Interview: Joseph Thompson (MASS MoCA)

CH MASS MoCA has been open for 15 years now?

JT This is year 15, but for me personally 13 was more significant because we had then been open longer that it took to get open to begin with.

CH Can you give those of us who have never been to MASS MoCA some background of the museum and how it got started?

JT “MASS MoCA One” exists, the idea of it, and it’s called DIA Beacon. DIA Beacon is a beautiful monument to mainly large scale, mainly minimal art of the 70s and 80s.

The original idea for MASS MoCA was that we were going to borrow works from Ileana Sonnabend and Charles Saatchi and Giuseppe Panza, works by Judd and Flavin and Morris and Serra, large works that required ample time and space, install them and leave them up for a very long time.
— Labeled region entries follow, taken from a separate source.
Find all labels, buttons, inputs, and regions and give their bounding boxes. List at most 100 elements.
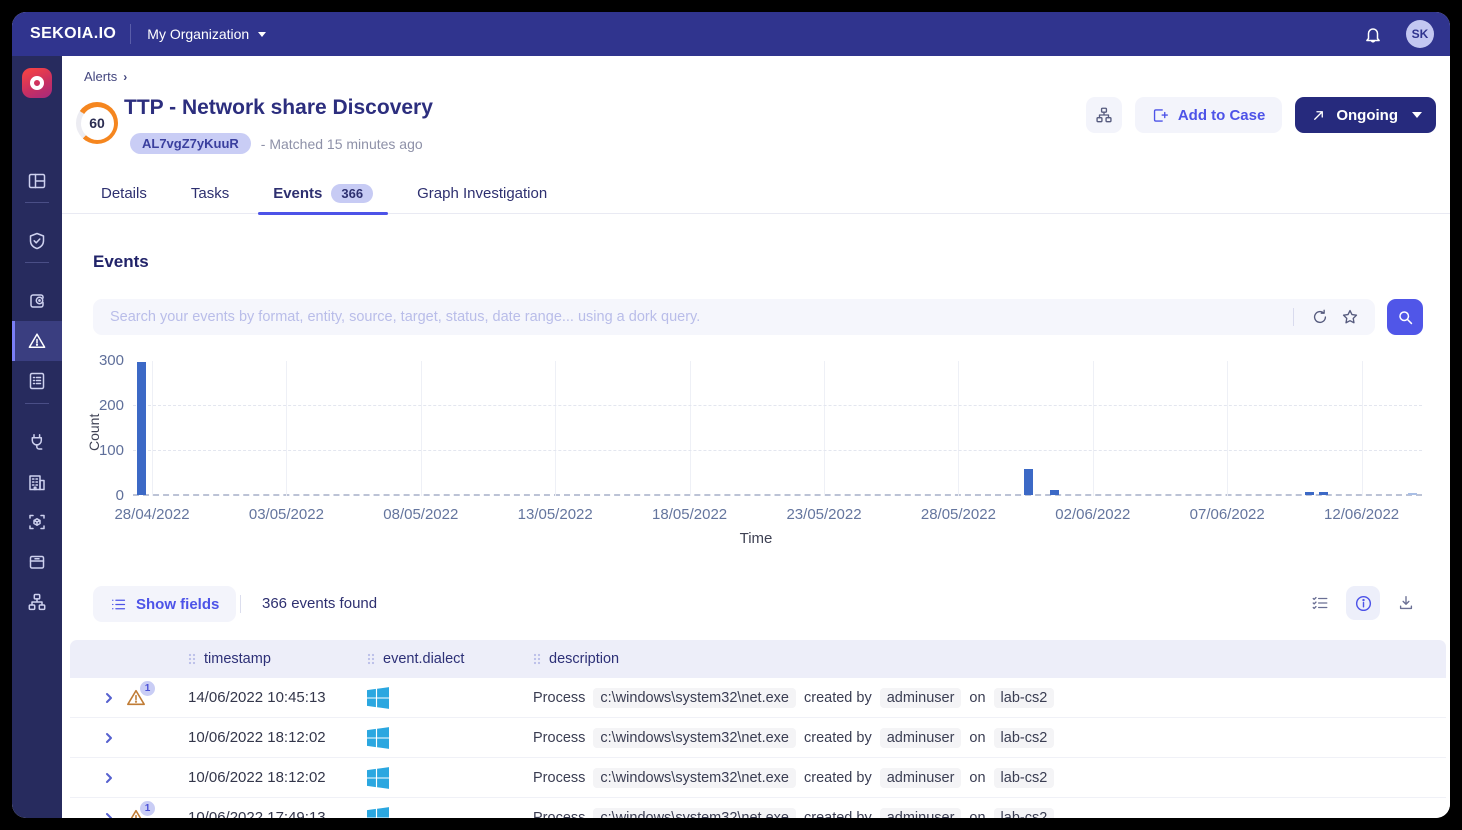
download-button[interactable] (1389, 586, 1423, 620)
app-logo[interactable] (22, 68, 52, 98)
column-settings-button[interactable] (1303, 586, 1337, 620)
events-histogram: 0100200300 Count 28/04/202203/05/202208/… (62, 356, 1450, 552)
host-chip[interactable]: lab-cs2 (994, 768, 1055, 788)
sidebar-item-threat-detection[interactable] (12, 502, 62, 542)
expand-chevron-icon[interactable] (104, 692, 114, 704)
process-chip[interactable]: c:\windows\system32\net.exe (593, 768, 796, 788)
sidebar-item-organization[interactable] (12, 462, 62, 502)
events-found-text: 366 events found (262, 595, 377, 612)
events-heading: Events (93, 252, 149, 272)
chart-vgridline (1362, 361, 1363, 496)
drag-handle-icon[interactable] (533, 653, 541, 665)
sidebar-item-alerts[interactable] (12, 321, 62, 361)
archive-box-icon (27, 552, 47, 572)
chart-vgridline (690, 361, 691, 496)
intake-folder-icon (27, 291, 47, 311)
process-chip[interactable]: c:\windows\system32\net.exe (593, 808, 796, 819)
table-row[interactable]: 1 14/06/2022 10:45:13 Process c:\windows… (70, 678, 1446, 718)
user-chip[interactable]: adminuser (880, 808, 962, 819)
breadcrumb[interactable]: Alerts › (84, 69, 127, 84)
drag-handle-icon[interactable] (367, 653, 375, 665)
search-button[interactable] (1387, 299, 1423, 335)
dialect-cell (367, 727, 533, 749)
chart-bar[interactable] (1024, 469, 1033, 495)
chart-plot-area (133, 361, 1422, 496)
search-input[interactable] (110, 309, 1282, 325)
table-toolbar: Show fields 366 events found (62, 586, 1450, 622)
sidebar-item-dashboards[interactable] (12, 161, 62, 201)
windows-icon (367, 727, 389, 749)
description-cell: Process c:\windows\system32\net.exe crea… (533, 808, 1446, 819)
alert-score-value: 60 (81, 107, 114, 140)
y-axis-title: Count (86, 414, 102, 451)
column-header-dialect[interactable]: event.dialect (367, 651, 533, 667)
x-axis-title: Time (740, 530, 773, 547)
status-button[interactable]: Ongoing (1295, 97, 1436, 133)
chart-vgridline (555, 361, 556, 496)
chart-bar[interactable] (1305, 492, 1314, 495)
plug-icon (27, 432, 47, 452)
tab-events[interactable]: Events 366 (258, 174, 388, 214)
tab-graph-label: Graph Investigation (417, 185, 547, 202)
building-icon (27, 472, 47, 492)
host-chip[interactable]: lab-cs2 (994, 808, 1055, 819)
show-fields-button[interactable]: Show fields (93, 586, 236, 622)
add-to-case-button[interactable]: Add to Case (1135, 97, 1283, 133)
column-header-timestamp[interactable]: timestamp (188, 651, 367, 667)
chart-bar[interactable] (1408, 493, 1417, 495)
chart-vgridline (1093, 361, 1094, 496)
tab-graph-investigation[interactable]: Graph Investigation (402, 174, 562, 214)
warning-icon: 1 (126, 808, 148, 819)
expand-chevron-icon[interactable] (104, 812, 114, 819)
sidebar-item-rules[interactable] (12, 361, 62, 401)
rules-document-icon (27, 371, 47, 391)
sidebar-item-intakes[interactable] (12, 281, 62, 321)
favorite-query-button[interactable] (1335, 302, 1365, 332)
info-panel-button[interactable] (1346, 586, 1380, 620)
drag-handle-icon[interactable] (188, 653, 196, 665)
refresh-button[interactable] (1305, 302, 1335, 332)
user-chip[interactable]: adminuser (880, 688, 962, 708)
description-text: on (969, 810, 985, 819)
sidebar-item-playbooks[interactable] (12, 422, 62, 462)
shield-check-icon (27, 231, 47, 251)
avatar[interactable]: SK (1406, 20, 1434, 48)
scan-cube-icon (27, 512, 47, 532)
breadcrumb-alerts[interactable]: Alerts (84, 69, 117, 84)
timestamp-cell: 10/06/2022 18:12:02 (188, 769, 367, 786)
chart-bar[interactable] (137, 362, 146, 495)
sidebar-item-protect[interactable] (12, 221, 62, 261)
process-chip[interactable]: c:\windows\system32\net.exe (593, 728, 796, 748)
page-title: TTP - Network share Discovery (124, 96, 433, 120)
show-fields-label: Show fields (136, 596, 219, 613)
table-row[interactable]: 10/06/2022 18:12:02 Process c:\windows\s… (70, 718, 1446, 758)
alert-id-badge[interactable]: AL7vgZ7yKuuR (130, 133, 251, 154)
info-icon (1354, 594, 1373, 613)
chart-bar[interactable] (1319, 492, 1328, 495)
user-chip[interactable]: adminuser (880, 728, 962, 748)
user-chip[interactable]: adminuser (880, 768, 962, 788)
bell-icon[interactable] (1362, 23, 1384, 45)
expand-chevron-icon[interactable] (104, 772, 114, 784)
sidebar-item-archives[interactable] (12, 542, 62, 582)
host-chip[interactable]: lab-cs2 (994, 728, 1055, 748)
table-row[interactable]: 1 10/06/2022 17:49:13 Process c:\windows… (70, 798, 1446, 818)
column-header-description[interactable]: description (533, 651, 1446, 667)
graph-view-button[interactable] (1086, 97, 1122, 133)
arrow-up-right-icon (1311, 108, 1326, 123)
chart-bar[interactable] (1050, 490, 1059, 495)
chart-vgridline (824, 361, 825, 496)
organization-selector[interactable]: My Organization (147, 26, 266, 42)
expand-chevron-icon[interactable] (104, 732, 114, 744)
tab-tasks[interactable]: Tasks (176, 174, 244, 214)
description-text: on (969, 770, 985, 786)
tab-details[interactable]: Details (86, 174, 162, 214)
tab-tasks-label: Tasks (191, 185, 229, 202)
chevron-down-icon[interactable] (1412, 112, 1422, 118)
process-chip[interactable]: c:\windows\system32\net.exe (593, 688, 796, 708)
logo-ring-icon (30, 76, 44, 90)
host-chip[interactable]: lab-cs2 (994, 688, 1055, 708)
table-row[interactable]: 10/06/2022 18:12:02 Process c:\windows\s… (70, 758, 1446, 798)
sidebar-item-network[interactable] (12, 582, 62, 622)
description-text: created by (804, 690, 872, 706)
These buildings are gorgeous, a factory campus 26 buildings 600,000 sq. ft of floorspace, 16 acres, roughly a third of the downtown business district of North Adams. The former occupant, Sprague Electric, had closed in the mid 1980s when we first proposed this idea. It was simple: clean the buildings up and install these large bodies of work which were as much environmental as landscape in orientation.

CH So you were setting out to start a museum?

JT Absolutely. More of a fixed depot, a place where large monumental works came and were sighted for a very long length of time. It has relativity little to do with what MASS MoCA is today.

CH Kind of the opposite, isn’t it?

JT In fact it is.

In the early 90s, as we were trying to bring money, buildings, art, political support, philanthropic support all together at the same time we introduced several really important changes.